Black phosphorus (BP), a novel two-dimensional material, exhibits remarkable photoelectric characteristics, ultrahigh photothermal conversion efficiency, substantial specific surface area, high carrier mobility, and tunable band gap properties. These attributes have positioned it as a promising candidate in domains such as energy, medicine, and the environment. Nonetheless, its vulnerability to light, oxygen, and water can lead to rapid degradation and loss of crystallinity, thereby limiting its synthesis, preservation, and application. Moreover, BP has demonstrated cytotoxic tendencies, substantially constraining its viability in the realm of biomedicine. Consequently, the imperative for surface modification arises to bolster its stability and biocompatibility, while concurrently expanding its utility spectrum. Biological macromolecules, integral components of living organisms, proffer innate advantages over chemical agents and polymers for the purpose of the BP modifications. This review comprehensively surveys the advancements in utilizing biological macromolecules for the modifications of BP. In doing so, it aims to pave the way for enhanced stability, biocompatibility, and diversified applications of this material.

查看原文本刊更多论文

利用生物大分子对黑磷进行表面改性综述

黑磷（BP）是一种新型二维材料，具有显著的光电特性、超高的光热转换效率、巨大的比表面积、高载流子迁移率和可调带隙特性。这些特性使其在能源、医药和环境等领域大有可为。然而，由于其易受光、氧和水的影响，会导致快速降解和结晶度降低，从而限制了其合成、保存和应用。此外，BP 还具有细胞毒性倾向，大大限制了其在生物医学领域的应用。因此，必须对其进行表面改性，以增强其稳定性和生物相容性，同时扩大其应用范围。生物大分子是生物体不可或缺的组成部分，与化学制剂和聚合物相比，生物大分子在生物表面改性方面具有先天优势。本综述全面探讨了利用生物大分子改性 BP 的进展。这样做的目的是为增强这种材料的稳定性、生物相容性和多样化应用铺平道路。

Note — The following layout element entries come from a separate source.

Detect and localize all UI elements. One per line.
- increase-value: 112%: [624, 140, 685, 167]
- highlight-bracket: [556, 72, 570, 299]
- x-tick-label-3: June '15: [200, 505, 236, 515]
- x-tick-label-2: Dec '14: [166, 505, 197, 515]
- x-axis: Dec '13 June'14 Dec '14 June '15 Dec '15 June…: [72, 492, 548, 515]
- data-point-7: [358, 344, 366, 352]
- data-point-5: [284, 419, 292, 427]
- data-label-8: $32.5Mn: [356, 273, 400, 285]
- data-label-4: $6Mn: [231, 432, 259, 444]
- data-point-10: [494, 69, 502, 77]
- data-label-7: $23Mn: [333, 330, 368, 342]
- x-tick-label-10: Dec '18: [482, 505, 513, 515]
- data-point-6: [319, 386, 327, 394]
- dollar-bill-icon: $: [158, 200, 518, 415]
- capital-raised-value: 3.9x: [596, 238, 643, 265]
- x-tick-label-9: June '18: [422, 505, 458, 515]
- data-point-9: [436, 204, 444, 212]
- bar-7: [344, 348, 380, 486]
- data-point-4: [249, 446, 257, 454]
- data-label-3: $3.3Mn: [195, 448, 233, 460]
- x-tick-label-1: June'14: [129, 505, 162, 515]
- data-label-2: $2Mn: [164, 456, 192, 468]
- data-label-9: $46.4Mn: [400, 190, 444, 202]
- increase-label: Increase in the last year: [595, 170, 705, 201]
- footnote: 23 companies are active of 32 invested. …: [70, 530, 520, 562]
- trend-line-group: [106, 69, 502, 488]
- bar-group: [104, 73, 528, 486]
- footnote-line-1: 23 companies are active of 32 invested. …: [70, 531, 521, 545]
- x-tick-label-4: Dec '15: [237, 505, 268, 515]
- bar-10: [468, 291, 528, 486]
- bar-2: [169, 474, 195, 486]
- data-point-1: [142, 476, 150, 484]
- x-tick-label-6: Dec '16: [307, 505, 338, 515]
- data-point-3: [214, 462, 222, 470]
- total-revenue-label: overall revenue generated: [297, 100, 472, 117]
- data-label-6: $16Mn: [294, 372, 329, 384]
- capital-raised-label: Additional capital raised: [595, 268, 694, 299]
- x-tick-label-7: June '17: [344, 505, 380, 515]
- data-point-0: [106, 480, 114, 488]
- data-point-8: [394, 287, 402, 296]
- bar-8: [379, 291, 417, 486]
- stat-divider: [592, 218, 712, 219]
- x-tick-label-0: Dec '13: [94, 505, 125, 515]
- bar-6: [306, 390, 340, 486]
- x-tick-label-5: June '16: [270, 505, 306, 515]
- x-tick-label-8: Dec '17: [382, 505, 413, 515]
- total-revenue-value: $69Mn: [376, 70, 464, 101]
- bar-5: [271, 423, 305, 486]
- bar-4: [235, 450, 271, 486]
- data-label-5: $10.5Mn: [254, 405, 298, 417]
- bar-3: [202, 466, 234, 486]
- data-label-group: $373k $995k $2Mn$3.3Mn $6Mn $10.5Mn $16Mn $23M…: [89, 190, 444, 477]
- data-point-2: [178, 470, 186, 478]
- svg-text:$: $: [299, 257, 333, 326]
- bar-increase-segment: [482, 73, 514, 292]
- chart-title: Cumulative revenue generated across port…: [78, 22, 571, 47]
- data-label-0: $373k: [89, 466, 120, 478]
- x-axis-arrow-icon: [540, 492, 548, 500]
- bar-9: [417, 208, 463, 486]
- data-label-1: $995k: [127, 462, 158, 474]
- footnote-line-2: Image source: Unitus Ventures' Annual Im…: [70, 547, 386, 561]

本文章由计算机程序翻译，如有差异，请以英文原文为准。

求助全文

约1分钟内获得全文求助全文

来源期刊

Frontiers of Materials Science MATERIALS SCIENCE, MULTIDISCIPLINARY-

CiteScore

4.20

自引率

3.70%

发文量

515

期刊介绍： Frontiers of Materials Science is a peer-reviewed international journal that publishes high quality reviews/mini-reviews, full-length research papers, and short Communications recording the latest pioneering studies on all aspects of materials science. It aims at providing a forum to promote communication and exchange between scientists in the worldwide materials science community. The subjects are seen from international and interdisciplinary perspectives covering areas including (but not limited to): Biomaterials including biomimetics and biomineralization; Nano materials; Polymers and composites; New metallic materials; Advanced ceramics; Materials modeling and computation; Frontier materials synthesis and characterization; Novel methods for materials manufacturing; Materials performance; Materials applications in energy, information and biotechnology.